By taking and testing a small sample of a person’s blood, doctors can check for many kinds of diseases and conditions. Blood tests help doctors check how the body’s organs are working and see if medical treatments are helpful.
What Is Magnesium?
Magnesium (pronounced: mag-NEEZ-ee-im) is a mineral that helps muscles, nerves, the immune system, and the heart work as they should. It also helps make protein and energy, and helps keep bones strong.
Why Are Magnesium Tests Done?
This test measures the amount of magnesium in the blood. Doctors may order a magnesium test if a person has signs of low magnesium levels, such as weakness, muscle cramps or twitching, or an unusual heartbeat. The test also can be done if someone has a medical condition that makes abnormal magnesium levels more likely, such as a kidney problem.
Are There Any Risks From Magnesium Tests?
A magnesium test is a safe procedure with minimal risks. Some people might feel faint or lightheaded from the test. A few teens have a strong fear of needles. If you're anxious, talk with the doctor before the test about ways to make the procedure easier.

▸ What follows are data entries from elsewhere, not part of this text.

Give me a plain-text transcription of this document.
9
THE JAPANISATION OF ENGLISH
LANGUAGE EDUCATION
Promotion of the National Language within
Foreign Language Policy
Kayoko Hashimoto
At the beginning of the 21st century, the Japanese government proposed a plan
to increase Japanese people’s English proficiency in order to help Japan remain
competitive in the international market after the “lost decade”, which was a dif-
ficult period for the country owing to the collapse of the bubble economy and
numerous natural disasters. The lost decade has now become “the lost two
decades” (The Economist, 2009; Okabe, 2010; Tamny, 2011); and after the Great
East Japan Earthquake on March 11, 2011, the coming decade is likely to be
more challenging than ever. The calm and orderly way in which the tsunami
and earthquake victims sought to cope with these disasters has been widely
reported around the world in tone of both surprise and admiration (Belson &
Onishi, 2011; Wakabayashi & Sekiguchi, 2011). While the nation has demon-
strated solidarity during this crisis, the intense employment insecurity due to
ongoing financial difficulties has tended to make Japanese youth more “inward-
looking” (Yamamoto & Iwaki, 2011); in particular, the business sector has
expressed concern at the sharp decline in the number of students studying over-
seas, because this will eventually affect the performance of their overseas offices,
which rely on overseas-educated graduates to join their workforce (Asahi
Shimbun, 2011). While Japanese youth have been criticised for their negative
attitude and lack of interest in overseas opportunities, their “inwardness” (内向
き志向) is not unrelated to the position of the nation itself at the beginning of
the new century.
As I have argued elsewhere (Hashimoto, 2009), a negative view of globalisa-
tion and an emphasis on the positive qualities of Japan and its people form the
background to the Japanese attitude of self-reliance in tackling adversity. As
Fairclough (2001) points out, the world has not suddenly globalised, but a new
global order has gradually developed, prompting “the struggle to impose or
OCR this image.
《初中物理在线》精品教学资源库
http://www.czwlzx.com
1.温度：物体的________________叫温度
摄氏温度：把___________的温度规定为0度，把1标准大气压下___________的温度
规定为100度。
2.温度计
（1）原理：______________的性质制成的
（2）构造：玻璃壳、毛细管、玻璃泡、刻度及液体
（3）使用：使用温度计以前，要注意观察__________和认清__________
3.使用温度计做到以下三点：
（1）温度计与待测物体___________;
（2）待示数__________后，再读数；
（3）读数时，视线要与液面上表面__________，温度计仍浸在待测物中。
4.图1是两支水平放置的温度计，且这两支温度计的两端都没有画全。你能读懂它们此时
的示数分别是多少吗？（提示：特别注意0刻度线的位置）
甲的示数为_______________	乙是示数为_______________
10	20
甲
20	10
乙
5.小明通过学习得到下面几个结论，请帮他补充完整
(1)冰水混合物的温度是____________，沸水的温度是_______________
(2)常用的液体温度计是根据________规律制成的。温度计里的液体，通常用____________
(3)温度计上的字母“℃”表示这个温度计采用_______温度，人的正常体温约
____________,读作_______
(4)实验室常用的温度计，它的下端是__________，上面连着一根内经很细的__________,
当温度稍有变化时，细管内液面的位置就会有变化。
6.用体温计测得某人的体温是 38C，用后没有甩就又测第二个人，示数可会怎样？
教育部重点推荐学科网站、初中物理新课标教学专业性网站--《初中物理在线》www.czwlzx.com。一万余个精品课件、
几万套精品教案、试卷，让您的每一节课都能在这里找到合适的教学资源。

A small bruise or mild soreness around the blood test site is common and can last for a few days. Get medical care if the discomfort gets worse or lasts longer.
What if I Have Questions?
If you have questions about the magnesium blood test, or what the test results mean, talk to your doctor.
Note: All information is for educational purposes only. For specific medical advice, diagnoses, and treatment, consult your doctor.